DÜSSELDORF, GERMANY – Microsoft will have to wait — possibly until the end of the year — before seeing its Windows Powered Smartphone software available on handsets in Germany, Europe’s largest mobile phone market.

T-Mobile Deutschland, the mobile subsidiary of Deutsche Telekom, has decided to delay the commercial launch of phones using Microsoft’s Smartphone operating system due to service quality issues, Rene Bresgen, a spokesman at the German mobile operator, said Friday.

“We have some fine-tuning issues that have to resolved before we can introduce phones with Smartphone technology,” he said. “We have very high quality standards.”

The problem, according to Bresgen, is not Smartphone technology as such, but rather the interplay between the software, hardware and mobile network. “All three of these components must work together without a glitch before we can introduce a new product to customers,” he said. “Our tests so far have shown that this is not the case.”

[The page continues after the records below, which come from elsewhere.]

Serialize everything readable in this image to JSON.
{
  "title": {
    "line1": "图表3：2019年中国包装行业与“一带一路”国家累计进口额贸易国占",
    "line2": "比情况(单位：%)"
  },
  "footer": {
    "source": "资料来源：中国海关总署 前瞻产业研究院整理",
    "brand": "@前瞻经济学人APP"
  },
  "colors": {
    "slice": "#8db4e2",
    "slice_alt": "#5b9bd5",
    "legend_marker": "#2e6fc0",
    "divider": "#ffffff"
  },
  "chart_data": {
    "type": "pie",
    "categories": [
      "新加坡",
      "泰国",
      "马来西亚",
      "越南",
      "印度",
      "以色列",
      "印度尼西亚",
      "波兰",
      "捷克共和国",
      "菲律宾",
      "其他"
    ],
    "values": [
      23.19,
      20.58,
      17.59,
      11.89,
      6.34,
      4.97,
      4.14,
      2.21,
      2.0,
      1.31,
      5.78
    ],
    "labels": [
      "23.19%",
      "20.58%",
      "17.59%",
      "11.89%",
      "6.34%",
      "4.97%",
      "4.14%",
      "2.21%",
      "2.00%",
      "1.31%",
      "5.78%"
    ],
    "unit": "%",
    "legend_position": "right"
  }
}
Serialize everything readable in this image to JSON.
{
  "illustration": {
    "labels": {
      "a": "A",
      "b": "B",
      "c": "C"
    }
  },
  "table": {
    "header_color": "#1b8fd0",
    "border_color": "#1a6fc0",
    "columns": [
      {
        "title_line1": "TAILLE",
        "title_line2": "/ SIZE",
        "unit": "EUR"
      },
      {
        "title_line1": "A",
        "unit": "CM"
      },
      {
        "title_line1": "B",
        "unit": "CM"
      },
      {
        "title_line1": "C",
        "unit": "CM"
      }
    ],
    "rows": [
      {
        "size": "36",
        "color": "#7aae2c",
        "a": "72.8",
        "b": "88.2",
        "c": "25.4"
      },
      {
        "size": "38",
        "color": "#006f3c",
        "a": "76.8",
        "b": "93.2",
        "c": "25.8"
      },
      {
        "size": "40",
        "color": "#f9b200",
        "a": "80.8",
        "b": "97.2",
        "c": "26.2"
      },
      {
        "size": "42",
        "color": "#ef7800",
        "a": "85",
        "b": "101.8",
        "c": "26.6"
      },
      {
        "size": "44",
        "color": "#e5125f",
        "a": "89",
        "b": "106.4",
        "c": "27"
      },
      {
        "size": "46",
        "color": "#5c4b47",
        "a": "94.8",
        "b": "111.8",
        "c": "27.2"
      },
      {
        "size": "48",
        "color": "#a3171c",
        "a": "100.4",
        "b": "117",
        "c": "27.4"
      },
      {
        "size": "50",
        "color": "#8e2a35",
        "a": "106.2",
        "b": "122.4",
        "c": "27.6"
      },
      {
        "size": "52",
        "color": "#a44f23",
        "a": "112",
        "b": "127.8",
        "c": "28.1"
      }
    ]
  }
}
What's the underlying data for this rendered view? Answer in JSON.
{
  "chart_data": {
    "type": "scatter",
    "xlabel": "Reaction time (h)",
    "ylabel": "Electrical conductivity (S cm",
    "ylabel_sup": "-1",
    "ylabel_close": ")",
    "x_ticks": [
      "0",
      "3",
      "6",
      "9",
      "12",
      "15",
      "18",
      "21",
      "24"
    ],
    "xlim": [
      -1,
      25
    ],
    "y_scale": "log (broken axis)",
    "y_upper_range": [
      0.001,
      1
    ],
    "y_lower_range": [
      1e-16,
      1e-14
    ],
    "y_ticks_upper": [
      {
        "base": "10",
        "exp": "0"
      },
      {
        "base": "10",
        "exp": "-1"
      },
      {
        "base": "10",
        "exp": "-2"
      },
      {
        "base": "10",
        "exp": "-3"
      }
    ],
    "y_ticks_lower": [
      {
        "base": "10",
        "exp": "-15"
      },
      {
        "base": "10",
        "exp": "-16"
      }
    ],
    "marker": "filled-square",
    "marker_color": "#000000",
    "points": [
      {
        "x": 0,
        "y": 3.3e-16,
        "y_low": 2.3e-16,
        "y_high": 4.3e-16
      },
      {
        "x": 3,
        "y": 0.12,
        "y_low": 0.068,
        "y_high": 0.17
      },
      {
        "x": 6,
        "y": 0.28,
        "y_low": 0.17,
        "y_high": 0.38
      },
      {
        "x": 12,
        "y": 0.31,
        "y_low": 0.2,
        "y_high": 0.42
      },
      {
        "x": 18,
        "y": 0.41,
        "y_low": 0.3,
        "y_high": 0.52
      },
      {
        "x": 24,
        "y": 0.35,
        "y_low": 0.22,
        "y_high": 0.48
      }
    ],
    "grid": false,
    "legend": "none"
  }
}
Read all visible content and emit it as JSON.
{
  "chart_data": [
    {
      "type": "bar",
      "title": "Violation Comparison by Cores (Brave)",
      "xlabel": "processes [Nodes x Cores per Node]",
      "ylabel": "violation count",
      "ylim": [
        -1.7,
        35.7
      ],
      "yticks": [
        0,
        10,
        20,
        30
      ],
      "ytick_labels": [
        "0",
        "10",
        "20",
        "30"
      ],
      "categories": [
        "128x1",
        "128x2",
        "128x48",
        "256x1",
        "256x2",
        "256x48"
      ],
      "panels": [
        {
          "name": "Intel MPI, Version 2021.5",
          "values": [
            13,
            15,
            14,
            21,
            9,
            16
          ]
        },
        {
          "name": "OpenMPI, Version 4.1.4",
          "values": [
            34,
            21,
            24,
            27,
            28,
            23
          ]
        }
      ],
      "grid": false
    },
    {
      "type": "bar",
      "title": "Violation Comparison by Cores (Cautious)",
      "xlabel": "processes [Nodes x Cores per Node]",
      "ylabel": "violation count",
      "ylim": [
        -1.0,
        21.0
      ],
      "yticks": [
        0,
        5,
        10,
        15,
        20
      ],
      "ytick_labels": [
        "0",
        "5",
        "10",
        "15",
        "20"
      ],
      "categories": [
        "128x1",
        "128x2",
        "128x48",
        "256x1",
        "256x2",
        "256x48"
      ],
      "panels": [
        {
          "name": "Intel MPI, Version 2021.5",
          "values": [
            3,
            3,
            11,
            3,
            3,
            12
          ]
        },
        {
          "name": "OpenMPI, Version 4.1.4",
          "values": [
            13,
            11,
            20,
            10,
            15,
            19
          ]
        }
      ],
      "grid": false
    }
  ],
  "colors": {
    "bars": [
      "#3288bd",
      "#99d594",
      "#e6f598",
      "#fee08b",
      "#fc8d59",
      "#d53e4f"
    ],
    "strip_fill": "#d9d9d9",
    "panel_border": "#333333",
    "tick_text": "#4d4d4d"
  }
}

Smartphone software, which like the Pocket PC is based on Microsoft’s Windows CE 3.0 operating system, includes a Web browser, e-mail and instant messaging clients, an address book and a media player. The software is designed for handheld devices with a compact display and a telephone-style keypad, rather than the larger, touch-sensitive displays used in Pocket PCs

Asked why other operators, such as France’s Orange SA, has been able to introduce Smartphone technology, Bresgen said “some things are the same in networks, some things aren’t.” Operators, he said, use different suppliers, different technologies and different services to differentiate themselves.

“A certain level of customization, especially for a product like Smartphone, is almost always required,” Bresgen said. “And we’re still in that process.”

The German mobile operator, which had initially planned to offer Smartphone-enabled phones by August, now expects to make them available by the end of the year, Bresgen said.

Orange Personal Communications Services in London, the first mobile operator in Europe to launch Microsoft’s Smartphone technology, has attracted nearly 70,000 customers to purchase its SPV phone since its launch in November, according to Orange spokesman Stuart Jackson.

“The phone works extremely well, and customers have embraced it,” he said.

One of the big advantages of the Microsoft technology, according to Jackson, is that users can continuously and easily update their phones by downloading new features, releases and patches.

In January, Orange was alerted to a bug in the SPV phone, which Microsoft has meanwhile fixed with a downloadable patch.

Last week, Microsoft struck a deal to make its Smartphone technology available in Portugal.